Das Darlehen war unkündbar und unverzinslich. Die Kirchengemeinde sollte nach Ablauf von zehn Jahren damit beginnen, die Summe abzutragen, „wenn sie dazu in der Lage ist". 

Das Quasi-Geschenk beflügelte das Bauprojekt derart, dass schon am 2. Sonntag nach Ostern des Jahres 1885 Grundsteinlegung war. Am 16. Juli wurde Richtfest gefeiert, die Kirchweihe war am 20. Oktober - an jenem Tag, an dem im Jahr 809 die sterbliche Hülle von Bischof Liudger in sein Kloster nach Werden überführt wurde. Seitdem steht die Pfarrkirche unter dem Patrozinium des heiligen Liudger - so wie es sich der Münsteraner Kaufmann offenbar gewünscht hat. 

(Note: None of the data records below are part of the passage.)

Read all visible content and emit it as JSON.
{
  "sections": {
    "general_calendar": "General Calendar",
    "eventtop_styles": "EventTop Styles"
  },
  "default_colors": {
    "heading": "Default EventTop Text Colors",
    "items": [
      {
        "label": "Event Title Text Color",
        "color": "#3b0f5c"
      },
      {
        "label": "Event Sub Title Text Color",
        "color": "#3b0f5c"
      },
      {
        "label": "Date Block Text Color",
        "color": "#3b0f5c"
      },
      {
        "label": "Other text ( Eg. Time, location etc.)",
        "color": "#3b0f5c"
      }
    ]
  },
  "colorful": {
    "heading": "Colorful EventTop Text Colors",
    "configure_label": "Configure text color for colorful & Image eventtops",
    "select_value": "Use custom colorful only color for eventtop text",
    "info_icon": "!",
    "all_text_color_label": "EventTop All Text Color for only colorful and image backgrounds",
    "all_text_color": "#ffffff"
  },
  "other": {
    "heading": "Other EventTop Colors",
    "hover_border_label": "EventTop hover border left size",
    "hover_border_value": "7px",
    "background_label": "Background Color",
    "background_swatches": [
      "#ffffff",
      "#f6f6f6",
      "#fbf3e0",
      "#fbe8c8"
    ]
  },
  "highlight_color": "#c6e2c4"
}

Der "Ostfriesische Kurier" meldet zwei Tage nach der Kirchweihe:

„Am 20. d. M. fand die feierliche Konsekration der neuen katholischen Kirche durch den hochwürdigsten Bischof von Osnabrück statt. Schon Wochen lang war die Gemeinde thätig gewesen, der neuen Kirche ein der hohen Feier entsprechendes Festgewand anzulegen und war ihr das in einer mit Rücksicht auf ihre geringen Kräfte bewunderungswürdigen Weise gelungen. Um 7 Uhr früh begann die Konsekration, die um 12 Uhr endete. Darauf celebrierte der hochw. Bischof ein feierliches Pontifikalamt und hielt die ebenso lehrreiche als zu Herzen gehende Festpredigt über die Bedeutung des Gotteshauses. Zum Schlusse wurde ein mit Begeisterung gesungenes Te Deum angestimmt. Am folgenden Tage wurde in der neuen, inzwischen auch im Innern auf das Herrlichste ausgeschmückten Kirche vom hochwürdigsten Bischof 28 Mitgliedern der Gemeinde das Sakrament der Firmung gespendet. Nach der Firmung hielt der hochwürdigste Herr eine Ansprache an die Firmlinge und zum Schluß der Feier abermals an die Gemeinde. Ersichtlich waren die Anwesenden von diesen wahrhaft apostolischen, aus väterlichem Herzen kommenden Worten tief ergriffen und werden diese Worte mit Gottes Gnade in der Gemeinde segensreiche Früchte tragen. Was nun noch die neue Kirche anbelangt, so ist dieselbe als Kreuzkirche im romanischen Style nach dem Entwurf des Herrn Architekten Lütz aus Osnabrück erbaut und von dem Bauunternehmer Herrn v. Hülst hierselbst der Bau ausgeführt. Dieselbe findet allgemeinen Beifall, ist die hohe Freude der Gemeinde und eine Zierde der Stadt und gereicht sowohl dem Herrn Lütz als auch dem Herrn v. Hülst zur Ehre."

Der Tag der Kirchweihe jährte sich im Jahr 2010 zum 125. Mal.